Blair Stewart
- Born: Blair Stewart 2 October 1983 (age 42) Christchurch, New Zealand
- Height: 1.79 m (5 ft 10 in)
- Weight: 84 kg (13 st 3 lb)

Rugby union career
- Position: Fly-half

Senior career
- Years: Team / Apps / (Points)
- 2008–2010: Albi / 41 / (292)
- 2010–2014: Grenoble / 89 / (320)
- 2014–16: Bayonne / 13 / (115)
- Correct as of 29 November 2014

Provincial / State sides
- Years: Team / Apps / (Points)
- 2006–2008: Southland / 28 / (161)

Super Rugby
- Years: Team / Apps / (Points)
- 2007: Hurricanes / 4 / (18)
- 2008: Highlanders / 2 / (2)

= Blair Stewart (rugby union) =

== Early life and beginnings ==
Blair Jason Stewart was born on 2 October 1983 in Christchurch, New Zealand. Growing up in a region with a strong rugby tradition, he came through the local club and school system.

Because the fly-half/first five-eighth position in the Canterbury region was very competitive—styles characterised by strong kicking games and tactical acumen—Stewart found opportunities elsewhere. Wikipedia
----

== Provincial and Super Rugby ==
To get more game-time, Stewart moved to Southland in 2006, playing in the National Provincial Championship (NPC). There, he made an immediate impact. Over his three seasons with Southland (2006-2008), he played 36 matches and scored 307 points.

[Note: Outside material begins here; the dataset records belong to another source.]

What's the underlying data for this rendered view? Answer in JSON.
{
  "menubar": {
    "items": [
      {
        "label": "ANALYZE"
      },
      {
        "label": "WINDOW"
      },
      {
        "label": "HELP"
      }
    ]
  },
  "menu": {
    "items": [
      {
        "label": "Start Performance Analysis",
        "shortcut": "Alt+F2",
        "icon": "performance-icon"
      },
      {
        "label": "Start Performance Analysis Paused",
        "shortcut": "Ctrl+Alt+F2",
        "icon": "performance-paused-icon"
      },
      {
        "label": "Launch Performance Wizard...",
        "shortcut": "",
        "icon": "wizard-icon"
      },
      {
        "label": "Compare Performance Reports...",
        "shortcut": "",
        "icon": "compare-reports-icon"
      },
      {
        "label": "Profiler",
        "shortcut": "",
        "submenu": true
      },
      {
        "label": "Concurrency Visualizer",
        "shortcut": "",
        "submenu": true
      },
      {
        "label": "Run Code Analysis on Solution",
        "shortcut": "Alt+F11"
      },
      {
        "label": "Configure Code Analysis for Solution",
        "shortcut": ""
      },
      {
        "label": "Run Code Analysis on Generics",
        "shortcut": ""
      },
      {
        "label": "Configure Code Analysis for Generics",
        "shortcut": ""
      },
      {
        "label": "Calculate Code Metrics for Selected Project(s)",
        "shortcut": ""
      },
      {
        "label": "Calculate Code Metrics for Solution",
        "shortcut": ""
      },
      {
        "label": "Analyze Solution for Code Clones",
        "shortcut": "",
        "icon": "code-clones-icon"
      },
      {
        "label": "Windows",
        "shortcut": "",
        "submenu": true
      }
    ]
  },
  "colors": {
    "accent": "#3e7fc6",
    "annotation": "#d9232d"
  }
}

Through his performances at provincial level, he gained opportunities in Super Rugby. In 2007 he played for the Hurricanes, making 4 appearances and scoring 18 points. Hurricanes In 2008, he joined the Highlanders, playing 2 matches there.
----

== Move to France and European club career ==
In late 2008 Stewart took his career overseas, joining SC Albi in the French Pro D2. Wikipedia+1 With Albi he established himself as a key figure, particularly recognised for his kicking game. Although Albi had fluctuating success (including promotion and relegation between Top 14 and Pro D2), Stewart remained an important player during his tenure. Wikipedia+1

In 2010 Stewart moved to FC Grenoble, where he continued playing in Pro D2, helping the club to success. During his time there, Grenoble won the Pro D2 championship and secured promotion to Top 14. Wikipedia+1

Later, in 2014, he signed for Aviron Bayonnais (Bayonne) to play in the Top 14. Wikipedia+1
----

== Playing style and strengths ==
Stewart’s position—fly-half—demands a variety of tactical and technical skills. From the details in his career:

- Kicking game: Stewart was known for his accuracy in penalty kicks, conversions, drop goals, and tactical kicking. His points tallies both provincially and in club rugby attest to this. Rugby History+1
- Game management: As fly-half he was responsible for directing play, and his contributions in guiding Southland and his French clubs reflect that.
- Adaptability: Transitioning from New Zealand provincial/Super Rugby to French rugby requires adaptation—differences in style, pace, conditions. Stewart managed this to the extent of becoming a regular starter abroad. Wikipedia

----

== Challenges and retirement ==
Stewart’s career did have setbacks:

- Injuries: For example, while at Bayonne he suffered a fracture of the fibula (peroneal injury) in November 2014 which kept him out for an extended period. Wikipedia
- The competitiveness of the fly-half position, particularly in New Zealand, meant limited opportunities at the very highest representative level (e.g. for the All Blacks) despite strong performances.

He eventually retired from playing in June 2016. Wikipedia
----

== Legacy ==
Blair Stewart may not be a household name globally, but within rugby circles he represents a model of professionalism: solid provincial foundations, skillful transition to international club competition, and resilience in face of adversity. Some of his legacies include:

1. Bridging NZ and France: He is an example of a New Zealand player who took skill-sets developed in the NPC and Super Rugby and successfully translated them into the European club game.
2. Scoring consistency: His point totals across multiple teams show that he was regularly relied on for scoring via kicking, which is a critical role for fly-halves.
3. Mentorship and example: For younger players, his path illustrates that even if one is not immediately in a top national side, there’s a viable and fulfilling professional career abroad.

----

== Conclusion ==
Blair Stewart’s career is about seizing opportunities, adapting to different rugby cultures, and making steady contributions both on and off the ball. While he may not have achieved the fame of some contemporaries, his work ethic, technical skills (especially in game management and kicking), and capacity to perform mark him as a noteworthy figure in modern rugby.